Black Mountain Library reviews and recommendations
With thousands of books to choose from, and new titles coming in regularly, the Black Mountain Library offers reading material for everyone.
Below are six book recommendations with reviews by library staff. Call the Black Mountain Library at 250-4765 or visit buncombecounty.org/libraries if you would like to reserve any of these titles.
Fiction:
"Lanny"
by Max Porter
An entrancing new novel by the author of "Grief Is the Thing with Feathers." There’s a village near London, no different from many others today, but that it belongs to Dead Papa Toothwort, a mythical figure schoolchildren used to draw as green and leafy, choked by tendrils growing out of his mouth. He has now awakened after a glorious nap, and is listening to this 21st-century village, to its confessions and gossip. He is listening, intently, for a mischievous, ethereal boy whose parents have recently made the village their home: Lanny.
If you like this one, also try: "The Painted Drum" Louise Erdrich and "Lincoln in the Bardo" by George Saunders
"Light From Other Stars"
by Erika Swyler
The year is 1986 and 11-year-old Nedda Papas is obsessed with becoming an astronaut. But her scientist father has been laid off from NASA and is still reeling from the loss of Nedda’s newborn brother several years before. He turns to the dangerous dream of extending his daughter’s childhood, which results is an invention that alters the fabric of time. Decades later, astronaut Nedda floats far from earth, and she and her crewmates are in crisis. Nedda may hold the solution, if she can come to terms with her past and her future.
If you like this one, also try: "Never Let Me Go" by Kazuo Ishiguro and "The Testaments" by Margaret Atwood
Non-Fiction:
"Furious Hours"
by Casey Cep
Reverend Willie Maxwell was accused of murdering his family members in the 1970s, but escaped justice for years until a relative shot him dead. Maxwell’s murderer was acquitted thanks to the same attorney who had previously defended the Reverend. Author Harper Lee spent years working on the case as a true crime book. Now in "Furious Hours: Murder, Fraud, and the Last Trial of Harper Lee," Casey Cep brings this story to life, exploring the murders, courtroom drama, racial politics and one of the country’s most beloved writers.
"The Second Mountain"
by David Brooks
Every so often, you meet people who radiate joy—who seem to know why they were put on this earth.
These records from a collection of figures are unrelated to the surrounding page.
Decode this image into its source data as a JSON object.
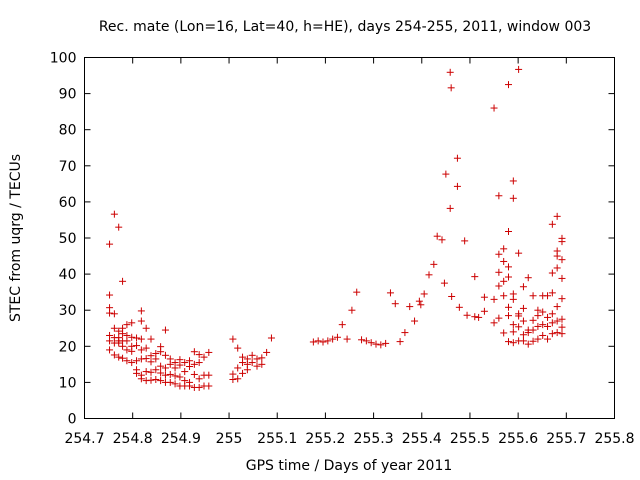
{
  "chart_data": {
    "type": "scatter",
    "title": "Rec. mate (Lon=16, Lat=40, h=HE), days 254-255, 2011, window 003",
    "xlabel": "GPS time / Days of year 2011",
    "ylabel": "STEC from uqrg / TECUs",
    "xlim": [
      254.7,
      255.8
    ],
    "ylim": [
      0,
      100
    ],
    "xticks": [
      "254.7",
      "254.8",
      "254.9",
      "255",
      "255.1",
      "255.2",
      "255.3",
      "255.4",
      "255.5",
      "255.6",
      "255.7",
      "255.8"
    ],
    "yticks": [
      "0",
      "10",
      "20",
      "30",
      "40",
      "50",
      "60",
      "70",
      "80",
      "90",
      "100"
    ],
    "marker": "+",
    "color": "#cc0000",
    "grid": false,
    "legend": "none",
    "points": [
      [
        254.752,
        48.3
      ],
      [
        254.752,
        34.2
      ],
      [
        254.752,
        30.7
      ],
      [
        254.752,
        29.2
      ],
      [
        254.752,
        23.0
      ],
      [
        254.752,
        21.5
      ],
      [
        254.752,
        19.0
      ],
      [
        254.762,
        56.6
      ],
      [
        254.762,
        29.0
      ],
      [
        254.762,
        25.0
      ],
      [
        254.762,
        22.4
      ],
      [
        254.762,
        20.9
      ],
      [
        254.762,
        17.6
      ],
      [
        254.771,
        53.0
      ],
      [
        254.771,
        24.2
      ],
      [
        254.771,
        22.4
      ],
      [
        254.771,
        21.5
      ],
      [
        254.771,
        20.9
      ],
      [
        254.771,
        17.0
      ],
      [
        254.779,
        38.0
      ],
      [
        254.779,
        25.0
      ],
      [
        254.779,
        23.5
      ],
      [
        254.779,
        21.5
      ],
      [
        254.779,
        20.0
      ],
      [
        254.779,
        16.7
      ],
      [
        254.788,
        26.0
      ],
      [
        254.788,
        23.0
      ],
      [
        254.788,
        21.5
      ],
      [
        254.788,
        19.0
      ],
      [
        254.788,
        16.0
      ],
      [
        254.798,
        26.5
      ],
      [
        254.798,
        22.5
      ],
      [
        254.798,
        20.0
      ],
      [
        254.798,
        18.6
      ],
      [
        254.798,
        15.5
      ],
      [
        254.808,
        22.3
      ],
      [
        254.808,
        20.2
      ],
      [
        254.808,
        16.0
      ],
      [
        254.808,
        13.5
      ],
      [
        254.808,
        12.5
      ],
      [
        254.818,
        29.8
      ],
      [
        254.818,
        27.0
      ],
      [
        254.818,
        22.0
      ],
      [
        254.818,
        19.0
      ],
      [
        254.818,
        16.5
      ],
      [
        254.818,
        12.0
      ],
      [
        254.818,
        11.0
      ],
      [
        254.828,
        25.0
      ],
      [
        254.828,
        19.5
      ],
      [
        254.828,
        16.6
      ],
      [
        254.828,
        13.0
      ],
      [
        254.828,
        10.5
      ],
      [
        254.838,
        22.0
      ],
      [
        254.838,
        17.4
      ],
      [
        254.838,
        15.7
      ],
      [
        254.838,
        12.8
      ],
      [
        254.838,
        10.6
      ],
      [
        254.848,
        18.0
      ],
      [
        254.848,
        16.5
      ],
      [
        254.848,
        13.5
      ],
      [
        254.848,
        10.8
      ],
      [
        254.858,
        19.9
      ],
      [
        254.858,
        18.5
      ],
      [
        254.858,
        14.5
      ],
      [
        254.858,
        12.6
      ],
      [
        254.858,
        10.5
      ],
      [
        254.868,
        24.5
      ],
      [
        254.868,
        17.5
      ],
      [
        254.868,
        14.0
      ],
      [
        254.868,
        12.0
      ],
      [
        254.868,
        10.0
      ],
      [
        254.878,
        16.5
      ],
      [
        254.878,
        15.0
      ],
      [
        254.878,
        12.2
      ],
      [
        254.878,
        10.0
      ],
      [
        254.888,
        15.5
      ],
      [
        254.888,
        14.0
      ],
      [
        254.888,
        11.8
      ],
      [
        254.888,
        9.6
      ],
      [
        254.898,
        16.3
      ],
      [
        254.898,
        14.8
      ],
      [
        254.898,
        11.5
      ],
      [
        254.898,
        9.0
      ],
      [
        254.908,
        15.5
      ],
      [
        254.908,
        13.0
      ],
      [
        254.908,
        10.5
      ],
      [
        254.908,
        9.0
      ],
      [
        254.918,
        16.0
      ],
      [
        254.918,
        14.4
      ],
      [
        254.918,
        10.0
      ],
      [
        254.918,
        9.0
      ],
      [
        254.928,
        18.5
      ],
      [
        254.928,
        15.0
      ],
      [
        254.928,
        12.2
      ],
      [
        254.928,
        8.6
      ],
      [
        254.938,
        17.7
      ],
      [
        254.938,
        15.5
      ],
      [
        254.938,
        11.0
      ],
      [
        254.938,
        8.6
      ],
      [
        254.948,
        17.0
      ],
      [
        254.948,
        12.0
      ],
      [
        254.948,
        9.0
      ],
      [
        254.958,
        18.3
      ],
      [
        254.958,
        12.0
      ],
      [
        254.958,
        9.0
      ],
      [
        255.008,
        22.0
      ],
      [
        255.008,
        12.3
      ],
      [
        255.008,
        10.8
      ],
      [
        255.018,
        19.5
      ],
      [
        255.018,
        14.0
      ],
      [
        255.018,
        11.0
      ],
      [
        255.028,
        17.0
      ],
      [
        255.028,
        15.5
      ],
      [
        255.028,
        12.5
      ],
      [
        255.038,
        16.5
      ],
      [
        255.038,
        15.0
      ],
      [
        255.038,
        13.5
      ],
      [
        255.048,
        17.5
      ],
      [
        255.048,
        15.5
      ],
      [
        255.058,
        16.5
      ],
      [
        255.058,
        14.5
      ],
      [
        255.068,
        16.8
      ],
      [
        255.068,
        15.0
      ],
      [
        255.078,
        18.3
      ],
      [
        255.088,
        22.3
      ],
      [
        255.175,
        21.2
      ],
      [
        255.185,
        21.5
      ],
      [
        255.195,
        21.2
      ],
      [
        255.205,
        21.5
      ],
      [
        255.215,
        22.0
      ],
      [
        255.225,
        22.5
      ],
      [
        255.235,
        26.0
      ],
      [
        255.245,
        22.0
      ],
      [
        255.255,
        30.0
      ],
      [
        255.265,
        35.0
      ],
      [
        255.275,
        21.8
      ],
      [
        255.285,
        21.5
      ],
      [
        255.295,
        21.0
      ],
      [
        255.305,
        20.6
      ],
      [
        255.315,
        20.4
      ],
      [
        255.325,
        20.8
      ],
      [
        255.335,
        34.8
      ],
      [
        255.345,
        31.8
      ],
      [
        255.355,
        21.3
      ],
      [
        255.365,
        23.8
      ],
      [
        255.375,
        31.0
      ],
      [
        255.385,
        27.0
      ],
      [
        255.395,
        32.5
      ],
      [
        255.398,
        31.5
      ],
      [
        255.405,
        34.5
      ],
      [
        255.415,
        39.8
      ],
      [
        255.425,
        42.7
      ],
      [
        255.432,
        50.5
      ],
      [
        255.442,
        49.5
      ],
      [
        255.447,
        37.5
      ],
      [
        255.45,
        67.7
      ],
      [
        255.459,
        95.9
      ],
      [
        255.461,
        91.6
      ],
      [
        255.459,
        58.2
      ],
      [
        255.462,
        33.8
      ],
      [
        255.474,
        72.1
      ],
      [
        255.474,
        64.3
      ],
      [
        255.478,
        30.8
      ],
      [
        255.489,
        49.2
      ],
      [
        255.494,
        28.6
      ],
      [
        255.51,
        39.3
      ],
      [
        255.51,
        28.2
      ],
      [
        255.518,
        28.0
      ],
      [
        255.53,
        33.6
      ],
      [
        255.53,
        29.7
      ],
      [
        255.55,
        86.0
      ],
      [
        255.55,
        33.0
      ],
      [
        255.55,
        26.5
      ],
      [
        255.56,
        61.7
      ],
      [
        255.56,
        45.5
      ],
      [
        255.56,
        40.5
      ],
      [
        255.56,
        36.7
      ],
      [
        255.56,
        27.8
      ],
      [
        255.57,
        47.0
      ],
      [
        255.57,
        43.5
      ],
      [
        255.57,
        38.0
      ],
      [
        255.57,
        34.0
      ],
      [
        255.57,
        23.7
      ],
      [
        255.58,
        92.5
      ],
      [
        255.58,
        51.8
      ],
      [
        255.58,
        42.0
      ],
      [
        255.58,
        39.2
      ],
      [
        255.58,
        30.8
      ],
      [
        255.58,
        28.5
      ],
      [
        255.58,
        21.3
      ],
      [
        255.59,
        65.8
      ],
      [
        255.59,
        61.0
      ],
      [
        255.59,
        34.5
      ],
      [
        255.59,
        33.0
      ],
      [
        255.59,
        26.0
      ],
      [
        255.59,
        24.0
      ],
      [
        255.59,
        21.0
      ],
      [
        255.601,
        96.7
      ],
      [
        255.601,
        45.8
      ],
      [
        255.601,
        29.0
      ],
      [
        255.601,
        28.4
      ],
      [
        255.601,
        25.4
      ],
      [
        255.601,
        21.5
      ],
      [
        255.611,
        36.5
      ],
      [
        255.611,
        30.5
      ],
      [
        255.611,
        27.0
      ],
      [
        255.611,
        23.2
      ],
      [
        255.611,
        21.5
      ],
      [
        255.621,
        39.0
      ],
      [
        255.621,
        24.5
      ],
      [
        255.621,
        23.8
      ],
      [
        255.621,
        20.6
      ],
      [
        255.631,
        34.0
      ],
      [
        255.631,
        27.2
      ],
      [
        255.631,
        24.5
      ],
      [
        255.631,
        21.4
      ],
      [
        255.641,
        30.0
      ],
      [
        255.641,
        28.5
      ],
      [
        255.641,
        25.5
      ],
      [
        255.641,
        22.0
      ],
      [
        255.651,
        34.0
      ],
      [
        255.651,
        29.5
      ],
      [
        255.651,
        26.0
      ],
      [
        255.651,
        23.0
      ],
      [
        255.661,
        34.0
      ],
      [
        255.661,
        28.0
      ],
      [
        255.661,
        25.5
      ],
      [
        255.661,
        22.0
      ],
      [
        255.671,
        53.8
      ],
      [
        255.671,
        40.3
      ],
      [
        255.671,
        34.8
      ],
      [
        255.671,
        29.0
      ],
      [
        255.671,
        26.5
      ],
      [
        255.671,
        23.5
      ],
      [
        255.681,
        56.0
      ],
      [
        255.681,
        46.4
      ],
      [
        255.681,
        45.0
      ],
      [
        255.681,
        41.7
      ],
      [
        255.681,
        31.0
      ],
      [
        255.681,
        27.0
      ],
      [
        255.681,
        23.8
      ],
      [
        255.691,
        49.9
      ],
      [
        255.691,
        49.0
      ],
      [
        255.691,
        44.0
      ],
      [
        255.691,
        38.8
      ],
      [
        255.691,
        33.2
      ],
      [
        255.691,
        27.5
      ],
      [
        255.691,
        25.3
      ],
      [
        255.691,
        23.5
      ]
    ]
  }
}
Life, for these people, has often followed what we might think of as a two-mountain shape. They get out of school, start a career, and begin climbing the mountain they thought was theirs. But when they get to the top, they find the view unsatisfying. It’s then they discover another, bigger mountain. In "The Second Mountain: The Quest for a Moral Life," Brooks explores what it takes to lead a meaningful life in a self-centered world.
Middle Grade:
"Serafina and the Seven Stars"
by Robert Beatty
Serafina, the Guardian of Biltmore Estate, patrols the grounds night and day, uncertain of her place after her best friend Braeden Vanderbilt’s departure for boarding school. At the start of the estate’s annual hunt, Serafina keeps a close eye on the guests. But she becomes increasingly unsettled by what Biltmore has become—a place haunted by nameless terrors where no dark corridor is safe. Serafina and the Seven Stars marks the return of a heroine like no other in this fourth installment of the Serafina series.
Young Adult:
"Internment"
by Samira Ahmed
Rebellions are built on hope. Set in a horrifying near-future United States, 17-year-old Layla Amin and her parents are forced into an internment camp for Muslim American citizens. With the help of newly made friends also trapped within the camp, her boyfriend on the outside, and an unexpected alliance, Layla begins a journey to fight for freedom, leading a revolution against the Director and his guards. Heart-racing and emotional, "Internment" challenges readers to fight complicit silence that exists in our society.